Ifonti.com , JAKARTA — Bank Indonesia (BI) meyakini pertumbuhan kredit perbankan mampu menembus 8% pada penutupan tahun buku 2025, meski terjadi perlambatan sepanjang tahun.
Data terakhir menunjukkan pertumbuhan kredit perbankan berada di level 7,74% secara tahunan (year-on-year/YoY) per November 2025, jauh di bawah capaian periode yang sama tahun sebelumnya sebesar 10,79% YoY. Adapun, BI menetapkan target pertumbuhan kredit 2025 dalam rentang 8% hingga 11%.

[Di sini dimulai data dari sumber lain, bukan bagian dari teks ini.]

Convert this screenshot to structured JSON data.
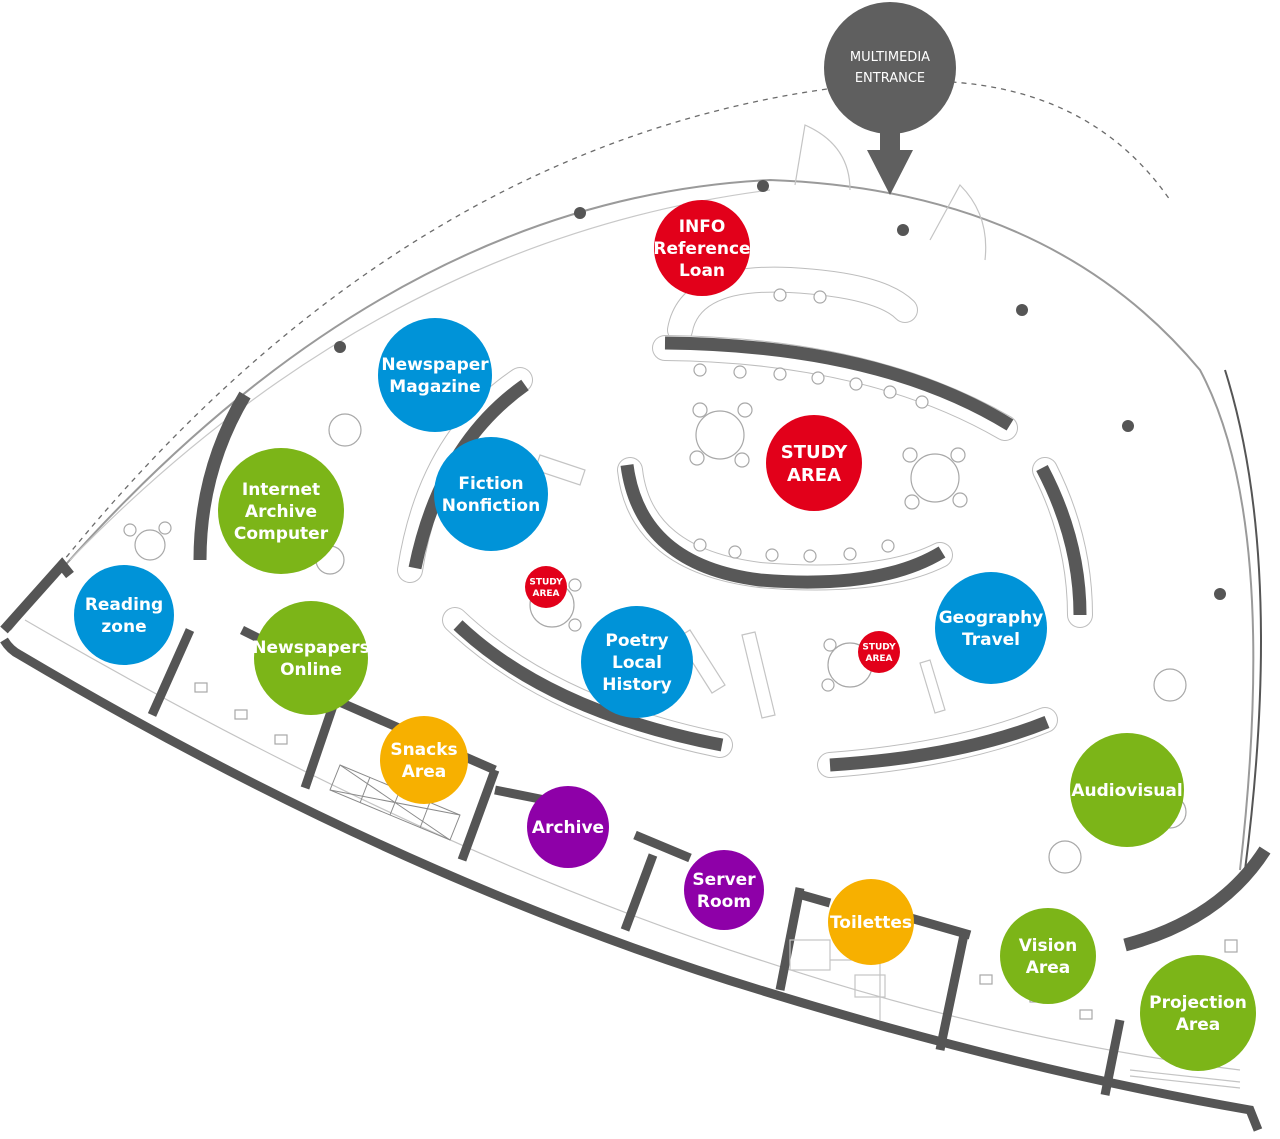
{
  "entrance": {
    "label_line1": "MULTIMEDIA",
    "label_line2": "ENTRANCE",
    "color": "#5f5f5f"
  },
  "legend_colors": {
    "service": "#e2001a",
    "collections": "#0093d8",
    "digital": "#7cb518",
    "amenities": "#f7b000",
    "technical": "#8e00a8"
  },
  "zones": [
    {
      "id": "info",
      "lines": [
        "INFO",
        "Reference",
        "Loan"
      ],
      "color": "#e2001a"
    },
    {
      "id": "study-main",
      "lines": [
        "STUDY",
        "AREA"
      ],
      "color": "#e2001a"
    },
    {
      "id": "study-small-1",
      "lines": [
        "STUDY",
        "AREA"
      ],
      "color": "#e2001a"
    },
    {
      "id": "study-small-2",
      "lines": [
        "STUDY",
        "AREA"
      ],
      "color": "#e2001a"
    },
    {
      "id": "newspaper-magazine",
      "lines": [
        "Newspaper",
        "Magazine"
      ],
      "color": "#0093d8"
    },
    {
      "id": "fiction-nonfiction",
      "lines": [
        "Fiction",
        "Nonfiction"
      ],
      "color": "#0093d8"
    },
    {
      "id": "poetry-local-history",
      "lines": [
        "Poetry",
        "Local",
        "History"
      ],
      "color": "#0093d8"
    },
    {
      "id": "geography-travel",
      "lines": [
        "Geography",
        "Travel"
      ],
      "color": "#0093d8"
    },
    {
      "id": "reading-zone",
      "lines": [
        "Reading",
        "zone"
      ],
      "color": "#0093d8"
    },
    {
      "id": "internet-archive-computer",
      "lines": [
        "Internet",
        "Archive",
        "Computer"
      ],
      "color": "#7cb518"
    },
    {
      "id": "newspapers-online",
      "lines": [
        "Newspapers",
        "Online"
      ],
      "color": "#7cb518"
    },
    {
      "id": "audiovisual",
      "lines": [
        "Audiovisual"
      ],
      "color": "#7cb518"
    },
    {
      "id": "vision-area",
      "lines": [
        "Vision",
        "Area"
      ],
      "color": "#7cb518"
    },
    {
      "id": "projection-area",
      "lines": [
        "Projection",
        "Area"
      ],
      "color": "#7cb518"
    },
    {
      "id": "snacks-area",
      "lines": [
        "Snacks",
        "Area"
      ],
      "color": "#f7b000"
    },
    {
      "id": "toilettes",
      "lines": [
        "Toilettes"
      ],
      "color": "#f7b000"
    },
    {
      "id": "archive",
      "lines": [
        "Archive"
      ],
      "color": "#8e00a8"
    },
    {
      "id": "server-room",
      "lines": [
        "Server",
        "Room"
      ],
      "color": "#8e00a8"
    }
  ]
}
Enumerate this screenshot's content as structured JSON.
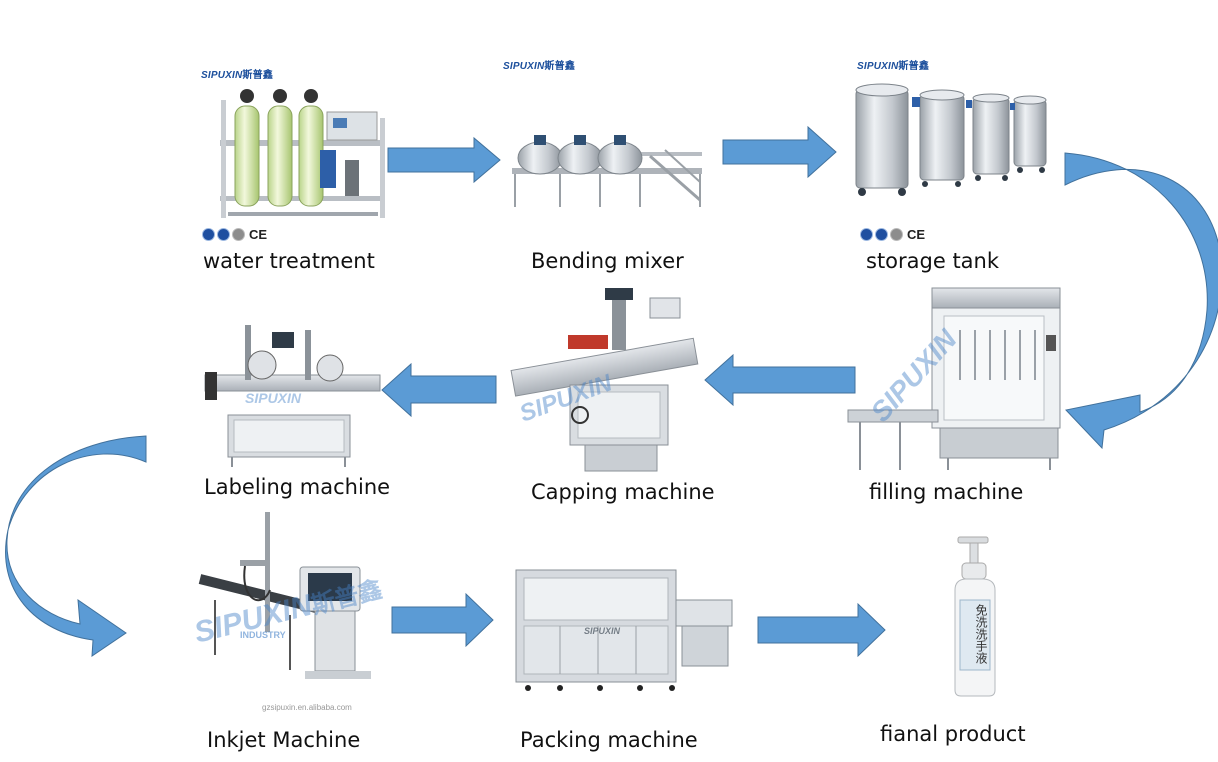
{
  "brand": "SIPUXIN",
  "brand_cn": "斯普鑫",
  "stages": [
    {
      "id": "water-treatment",
      "label": "water treatment"
    },
    {
      "id": "bending-mixer",
      "label": "Bending mixer"
    },
    {
      "id": "storage-tank",
      "label": "storage tank"
    },
    {
      "id": "filling-machine",
      "label": "filling machine"
    },
    {
      "id": "capping-machine",
      "label": "Capping machine"
    },
    {
      "id": "labeling-machine",
      "label": "Labeling machine"
    },
    {
      "id": "inkjet-machine",
      "label": "Inkjet Machine"
    },
    {
      "id": "packing-machine",
      "label": "Packing machine"
    },
    {
      "id": "final-product",
      "label": "fianal product"
    }
  ],
  "bottle_text": "免洗洗手液",
  "watermark_url": "gzsipuxin.en.alibaba.com",
  "watermark_industry": "INDUSTRY",
  "arrow_color": "#5b9bd5",
  "arrow_stroke": "#41719c"
}
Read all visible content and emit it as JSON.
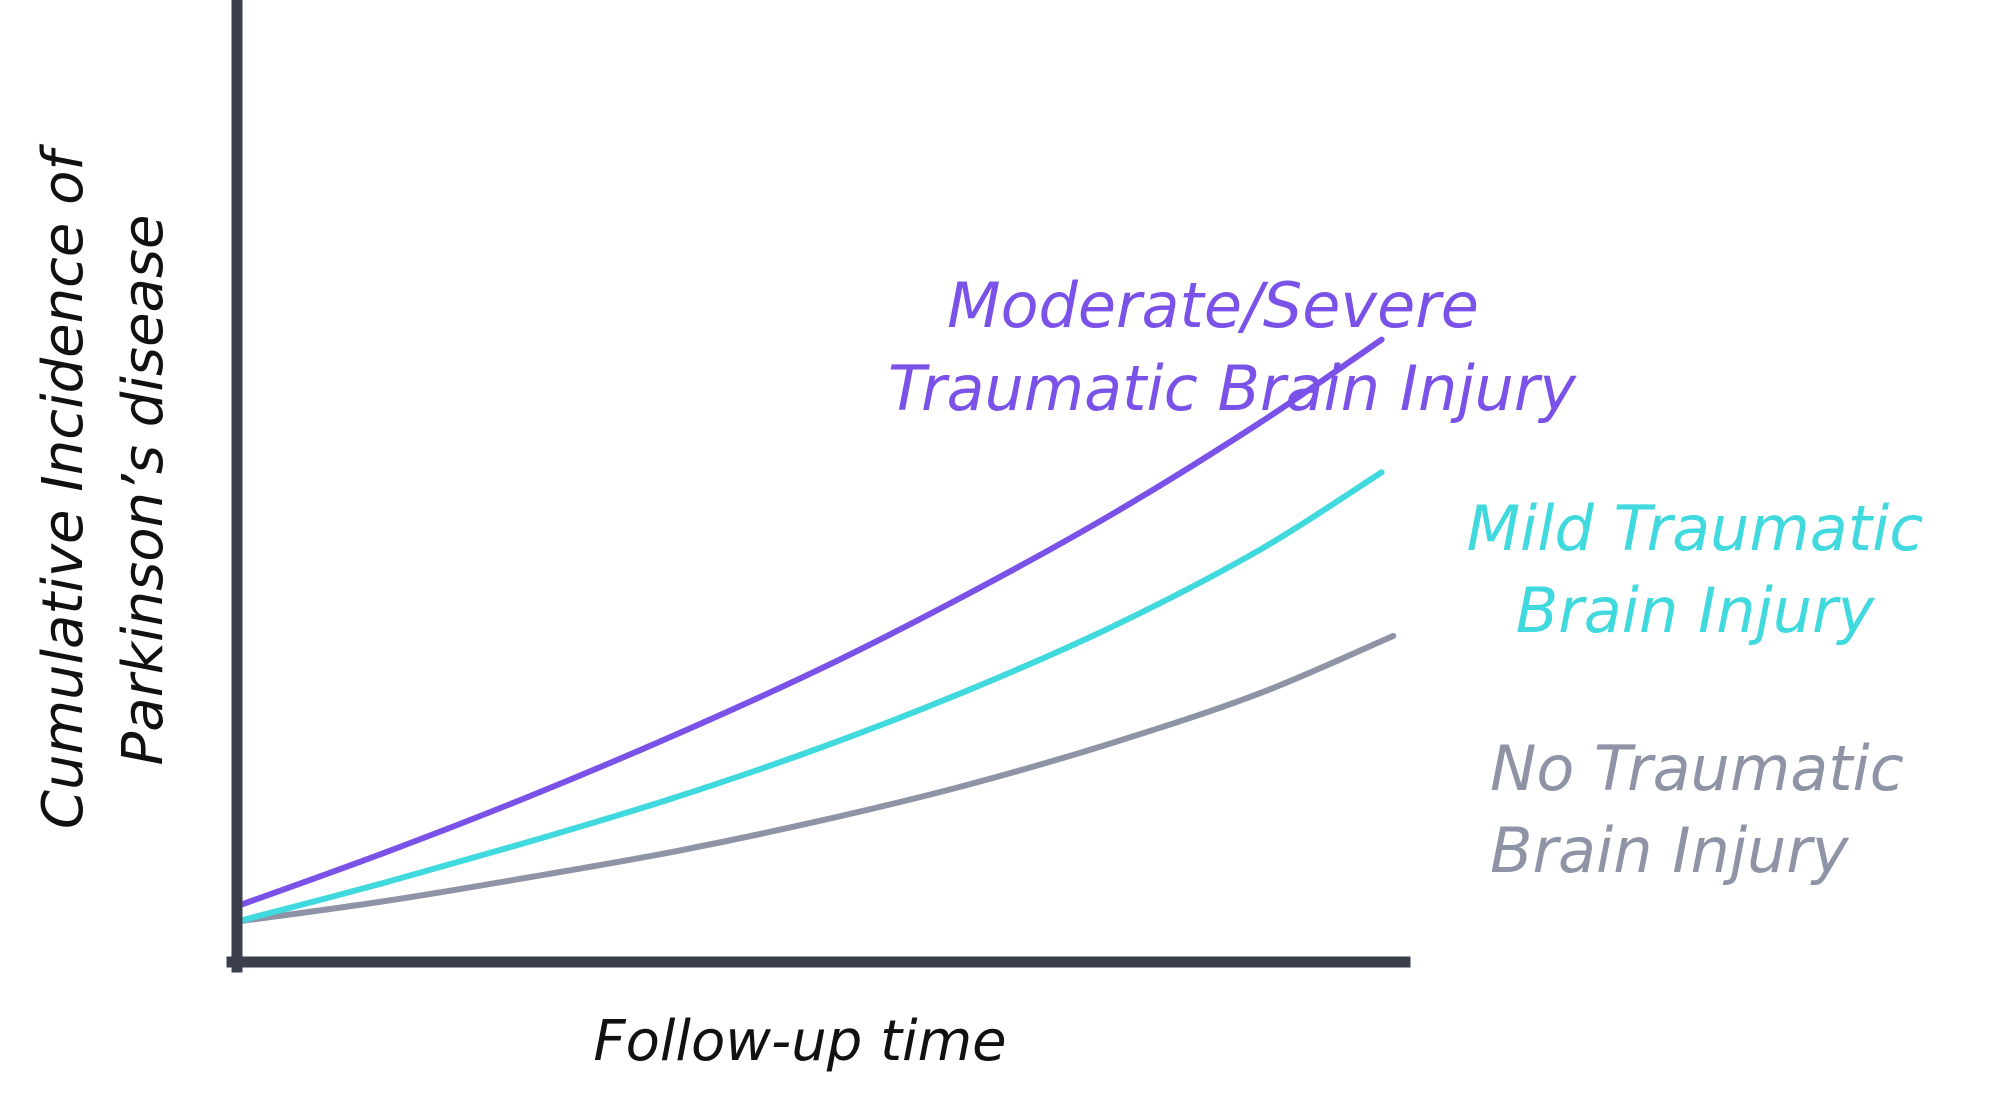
{
  "chart_data": {
    "type": "line",
    "title": "",
    "xlabel": "Follow-up time",
    "ylabel": [
      "Cumulative Incidence of",
      "Parkinson’s disease"
    ],
    "xlim": [
      0,
      1
    ],
    "ylim": [
      0,
      1
    ],
    "grid": false,
    "ticks": false,
    "legend": "direct labels at line ends, right",
    "axis_color": "#3b3f4c",
    "series": [
      {
        "name": [
          "Moderate/Severe",
          "Traumatic Brain Injury"
        ],
        "color": "#7b52e8",
        "x": [
          0,
          0.125,
          0.25,
          0.375,
          0.5,
          0.625,
          0.75,
          0.875,
          0.98
        ],
        "y": [
          0.058,
          0.113,
          0.172,
          0.236,
          0.305,
          0.382,
          0.466,
          0.56,
          0.647
        ]
      },
      {
        "name": [
          "Mild Traumatic",
          "Brain Injury"
        ],
        "color": "#40d9de",
        "x": [
          0,
          0.125,
          0.25,
          0.375,
          0.5,
          0.625,
          0.75,
          0.875,
          0.98
        ],
        "y": [
          0.042,
          0.082,
          0.125,
          0.171,
          0.223,
          0.282,
          0.349,
          0.428,
          0.509
        ]
      },
      {
        "name": [
          "No Traumatic",
          "Brain Injury"
        ],
        "color": "#8e93a5",
        "x": [
          0,
          0.125,
          0.25,
          0.375,
          0.5,
          0.625,
          0.75,
          0.875,
          0.99
        ],
        "y": [
          0.042,
          0.063,
          0.088,
          0.115,
          0.147,
          0.184,
          0.228,
          0.279,
          0.339
        ]
      }
    ]
  }
}
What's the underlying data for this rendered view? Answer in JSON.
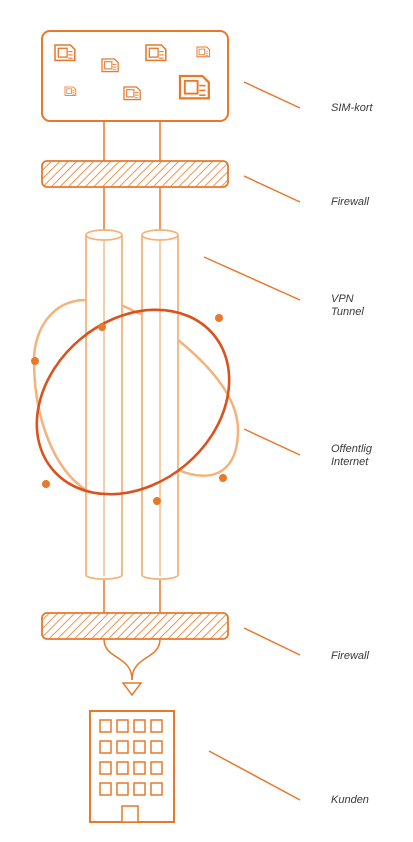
{
  "colors": {
    "accent": "#e8782a",
    "accent_light": "#f3b37b",
    "accent_dark": "#d9531e",
    "text": "#3a3a3a"
  },
  "labels": {
    "sim": "SIM-kort",
    "firewall_top": "Firewall",
    "vpn_line1": "VPN",
    "vpn_line2": "Tunnel",
    "internet_line1": "Offentlig",
    "internet_line2": "Internet",
    "firewall_bottom": "Firewall",
    "customer": "Kunden"
  },
  "icons": {
    "sim_box": "sim-card-icon",
    "firewall": "firewall-hatch-icon",
    "building": "office-building-icon",
    "arrow": "arrow-down-icon"
  }
}
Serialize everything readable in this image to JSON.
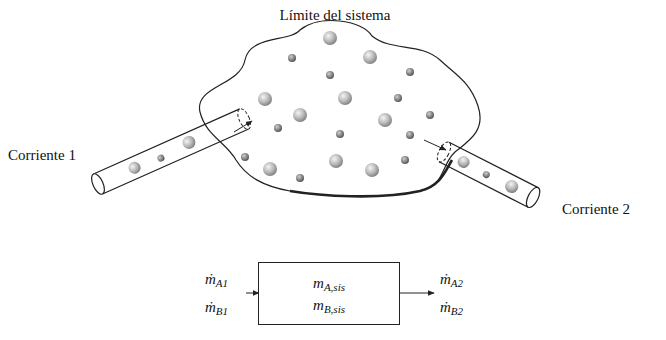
{
  "diagram": {
    "nodes": [
      {
        "text": [
          "mA,sis",
          "mB,sis"
        ]
      }
    ],
    "labels": [
      "Límite del sistema",
      "Corriente 1",
      "Corriente 2",
      "ṁA1",
      "ṁB1",
      "ṁA2",
      "ṁB2"
    ]
  }
}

Kepala Departemen Kebijakan Makroprudensial BI Solikin M. Juhro mengakui laju pertumbuhan kredit perbankan tahun ini menghadapi tekanan yang lebih berat dibandingkan dengan tahun lalu. Kendati demikian, dia menilai capaian saat ini masih berada dalam koridor yang sehat, ditopang oleh fundamental perbankan dan korporasi yang solid.
“Per November ini tumbuh 7,74%. Mudah-mudahan, Insyaallah di Desember nanti akhir tahun bisa di atas 8% sebagaimana target Bank Indonesia,” ujarnya dalam Taklimat Media BI, Senin (22/12/2025).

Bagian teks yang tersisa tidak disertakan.